SINS OF THE FATHER – TRACING THE DECISIONS THAT SHAPED THE IRISH ECONOMY
BY CONOR McCABE
(THE HISTORY PRESS IRELAND, €17)

WITH our shop bookshelves laden with vanity treatises on the economy, Conor McCabe’s ‘Sins of the Father’ is a refreshing change from the ‘how I foresaw the economic crash and how I told Bertie, Brian and Seánie, while we were playing golf, at a charity ball, sailing, in the Four Seasons, blah, blah, blah . . .’. It is, however, one of the most troubling books I have read this year.
‘Sins of the Father’ is not about the economic crash of the last decade; it is a detailed catalogue of some of the economic, political and social policies and political decisions that brought us to that crash.

Okay, we could therefore be speaking of a huge, biblical tome of multiple volumes and so McCabe focuses on housing, agriculture, industry and finance, and even in these areas he offers an incredibly concise analysis.
Here is the first reason that this book is troubling. How was McCabe not in a rage when he drafted this text? It doesn’t come through as the book calmly introduces a myriad of examples of vested interest, privilege and economic elites trumping actual social need.
The stilted tone of the narrative gives an even greater bleakness to the text and this is only more troubling. On an ideological note, McCabe doesn’t bring the cliché of some previous socialist Left analyses to the text and it benefits hugely from this.
This is a plainly written book for any type of reader.

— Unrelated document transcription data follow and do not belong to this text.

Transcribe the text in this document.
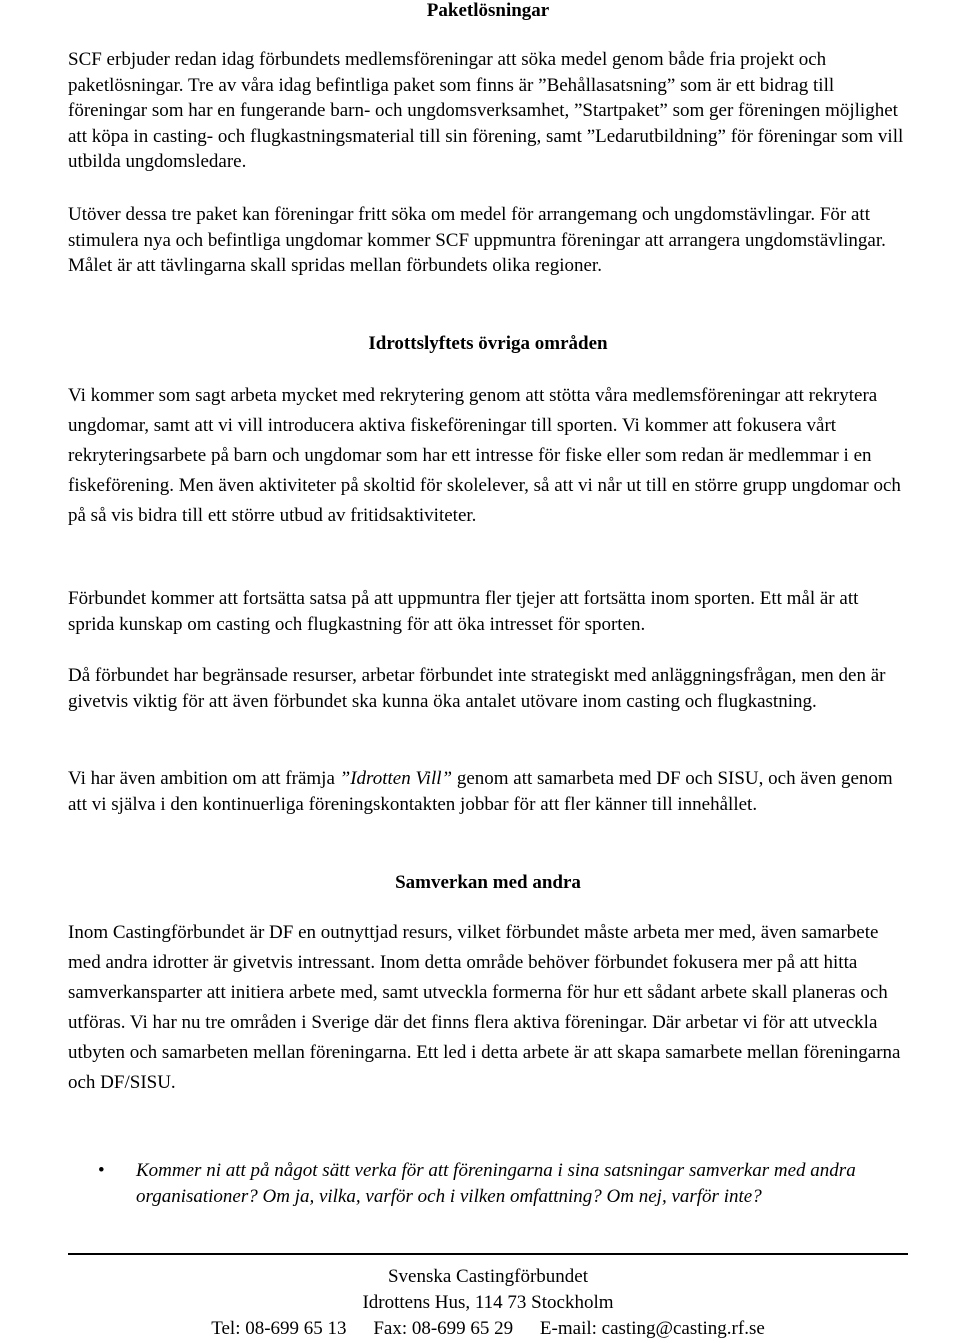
Paketlösningar

SCF erbjuder redan idag förbundets medlemsföreningar att söka medel genom både fria projekt och paketlösningar. Tre av våra idag befintliga paket som finns är ”Behållasatsning” som är ett bidrag till föreningar som har en fungerande barn- och ungdomsverksamhet, ”Startpaket” som ger föreningen möjlighet att köpa in casting- och flugkastningsmaterial till sin förening, samt ”Ledarutbildning” för föreningar som vill utbilda ungdomsledare.

Utöver dessa tre paket kan föreningar fritt söka om medel för arrangemang och ungdomstävlingar. För att stimulera nya och befintliga ungdomar kommer SCF uppmuntra föreningar att arrangera ungdomstävlingar. Målet är att tävlingarna skall spridas mellan förbundets olika regioner.

Idrottslyftets övriga områden

Vi kommer som sagt arbeta mycket med rekrytering genom att stötta våra medlemsföreningar att rekrytera ungdomar, samt att vi vill introducera aktiva fiskeföreningar till sporten. Vi kommer att fokusera vårt rekryteringsarbete på barn och ungdomar som har ett intresse för fiske eller som redan är medlemmar i en fiskeförening. Men även aktiviteter på skoltid för skolelever, så att vi når ut till en större grupp ungdomar och på så vis bidra till ett större utbud av fritidsaktiviteter.

Förbundet kommer att fortsätta satsa på att uppmuntra fler tjejer att fortsätta inom sporten. Ett mål är att sprida kunskap om casting och flugkastning för att öka intresset för sporten.

Då förbundet har begränsade resurser, arbetar förbundet inte strategiskt med anläggningsfrågan, men den är givetvis viktig för att även förbundet ska kunna öka antalet utövare inom casting och flugkastning.

Vi har även ambition om att främja ”Idrotten Vill” genom att samarbeta med DF och SISU, och även genom att vi själva i den kontinuerliga föreningskontakten jobbar för att fler känner till innehållet.

Samverkan med andra

Inom Castingförbundet är DF en outnyttjad resurs, vilket förbundet måste arbeta mer med, även samarbete med andra idrotter är givetvis intressant. Inom detta område behöver förbundet fokusera mer på att hitta samverkansparter att initiera arbete med, samt utveckla formerna för hur ett sådant arbete skall planeras och utföras. Vi har nu tre områden i Sverige där det finns flera aktiva föreningar. Där arbetar vi för att utveckla utbyten och samarbeten mellan föreningarna. Ett led i detta arbete är att skapa samarbete mellan föreningarna och DF/SISU.

• Kommer ni att på något sätt verka för att föreningarna i sina satsningar samverkar med andra organisationer? Om ja, vilka, varför och i vilken omfattning? Om nej, varför inte?
Svenska Castingförbundet
Idrottens Hus, 114 73 Stockholm
Tel: 08-699 65 13 Fax: 08-699 65 29 E-mail: casting@casting.rf.se
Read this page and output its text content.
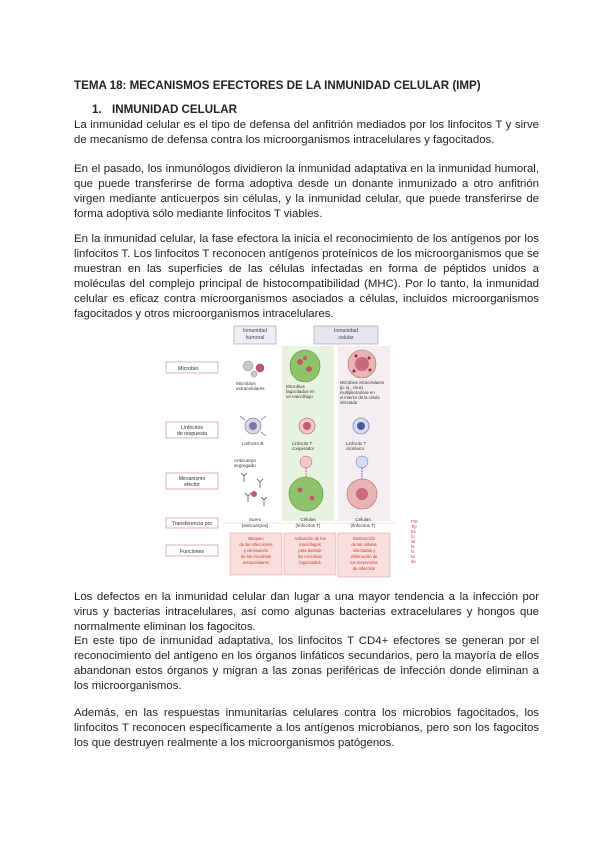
TEMA 18: MECANISMOS EFECTORES DE LA INMUNIDAD CELULAR (IMP)
1. INMUNIDAD CELULAR

La inmunidad celular es el tipo de defensa del anfitrión mediados por los linfocitos T y sirve de mecanismo de defensa contra los microorganismos intracelulares y fagocitados.

En el pasado, los inmunólogos dividieron la inmunidad adaptativa en la inmunidad humoral, que puede transferirse de forma adoptiva desde un donante inmunizado a otro anfitrión virgen mediante anticuerpos sin células, y la inmunidad celular, que puede transferirse de forma adoptiva sólo mediante linfocitos T viables.

En la inmunidad celular, la fase efectora la inicia el reconocimiento de los antígenos por los linfocitos T. Los linfocitos T reconocen antígenos proteínicos de los microorganismos que se muestran en las superficies de las células infectadas en forma de péptidos unidos a moléculas del complejo principal de histocompatibilidad (MHC). Por lo tanto, la inmunidad celular es eficaz contra microorganismos asociados a células, incluidos microorganismos fagocitados y otros microorganismos intracelulares.

Inmunidad
humoral
Inmunidad
celular
Microbio
Linfocitos
de respuesta
Mecanismo
efector
Transferencia por
Funciones
Microbios
extracelulares	Microbios
fagocitados en
un macrófago
Microbios intracelulares
(p. ej., virus)
multiplicándose en
el interior de la célula
infectada
Linfocito B	Linfocito T
cooperador
Linfocito T
citotóxico
Anticuerpo
segregado
Suero
(anticuerpos)
Células
(linfocitos T)
Células
(linfocitos T)
Bloqueo
de las infecciones
y eliminación
de los microbios
extracelulares
Activación de los
macrófagos
para destruir
los microbios
fagocitados
Destrucción
de las células
infectadas y
eliminación de
los reservorios
de infección
FIG
Tip
Ex
fo
lul
fa
fo
lul
de

Los defectos en la inmunidad celular dan lugar a una mayor tendencia a la infección por virus y bacterias intracelulares, así como algunas bacterias extracelulares y hongos que normalmente eliminan los fagocitos.

En este tipo de inmunidad adaptativa, los linfocitos T CD4+ efectores se generan por el reconocimiento del antígeno en los órganos linfáticos secundarios, pero la mayoría de ellos abandonan estos órganos y migran a las zonas periféricas de infección donde eliminan a los microorganismos.

Además, en las respuestas inmunitarias celulares contra los microbios fagocitados, los linfocitos T reconocen específicamente a los antígenos microbianos, pero son los fagocitos los que destruyen realmente a los microorganismos patógenos.
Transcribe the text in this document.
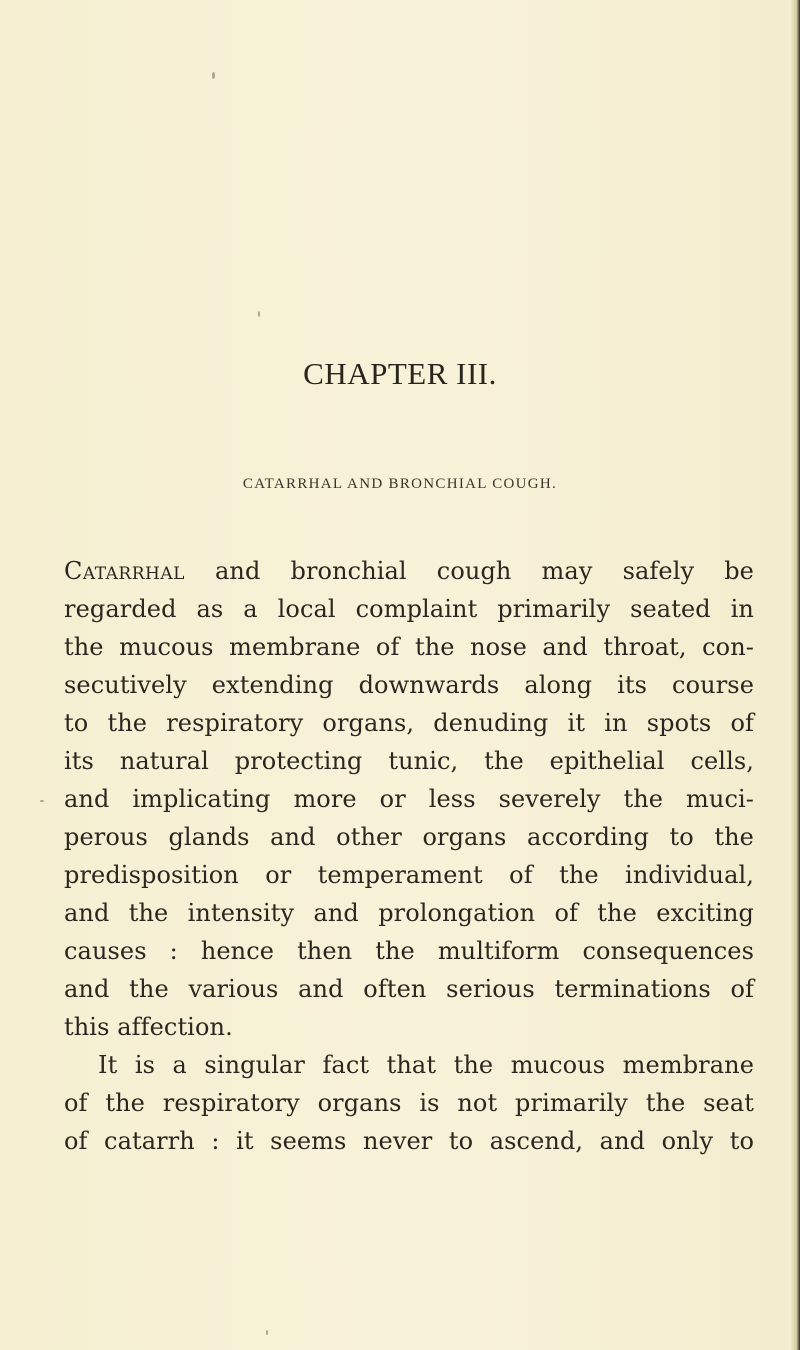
CHAPTER III.
CATARRHAL AND BRONCHIAL COUGH.
Catarrhal and bronchial cough may safely be
regarded as a local complaint primarily seated in
the mucous membrane of the nose and throat, con-
secutively extending downwards along its course
to the respiratory organs, denuding it in spots of
its natural protecting tunic, the epithelial cells,
and implicating more or less severely the muci-
perous glands and other organs according to the
predisposition or temperament of the individual,
and the intensity and prolongation of the exciting
causes : hence then the multiform consequences
and the various and often serious terminations of
this affection.
It is a singular fact that the mucous membrane
of the respiratory organs is not primarily the seat
of catarrh : it seems never to ascend, and only to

It could and should be read and understood by social policy, economics or political science students and probably by many of their lecturers.

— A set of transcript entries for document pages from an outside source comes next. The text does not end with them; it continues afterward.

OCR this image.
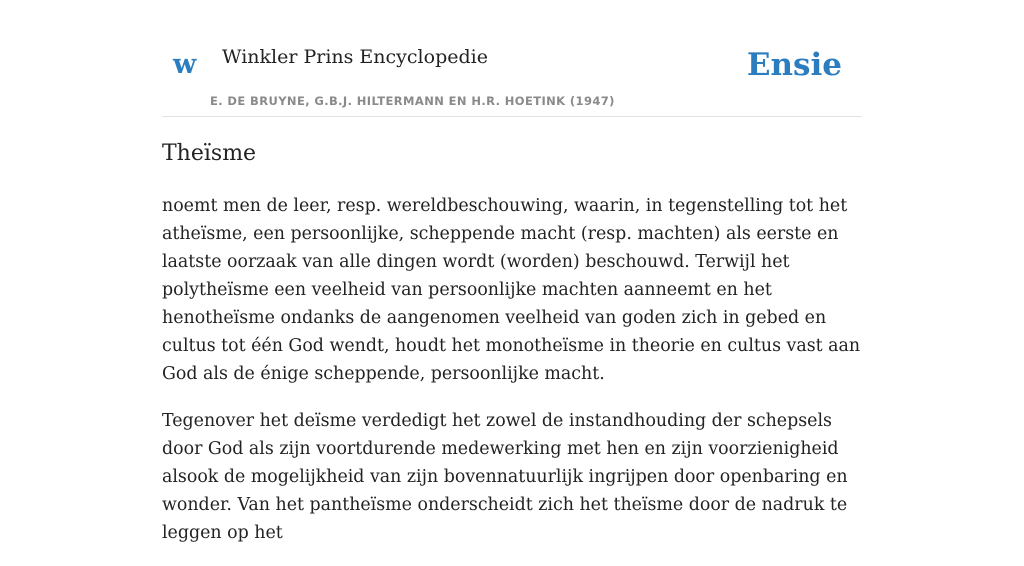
w Winkler Prins Encyclopedie
E. DE BRUYNE, G.B.J. HILTERMANN EN H.R. HOETINK (1947)
Ensie
Theïsme

noemt men de leer, resp. wereldbeschouwing, waarin, in tegenstelling tot het atheïsme, een persoonlijke, scheppende macht (resp. machten) als eerste en laatste oorzaak van alle dingen wordt (worden) beschouwd. Terwijl het polytheïsme een veelheid van persoonlijke machten aanneemt en het henotheïsme ondanks de aangenomen veelheid van goden zich in gebed en cultus tot één God wendt, houdt het monotheïsme in theorie en cultus vast aan God als de énige scheppende, persoonlijke macht.

Tegenover het deïsme verdedigt het zowel de instandhouding der schepsels door God als zijn voortdurende medewerking met hen en zijn voorzienigheid alsook de mogelijkheid van zijn bovennatuurlijk ingrijpen door openbaring en wonder. Van het pantheïsme onderscheidt zich het theïsme door de nadruk te leggen op het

It says a lot about academic literature in Ireland that a text like this doesn’t already exist. This is another reason why the book is troubling: Why didn’t we do this before?
Finally, readers of a certain vintage will recognise some of the arguments and themes of political discussion in the 1970s, 1980s and 1990s (the work of agricultural economist Raymond Crotty in particular).
This is just one more reason the book is troubling. Have we really forgotten how we got here? Reading ‘Sins of the Father‘ reminds us that there is a lot of remembering to be done.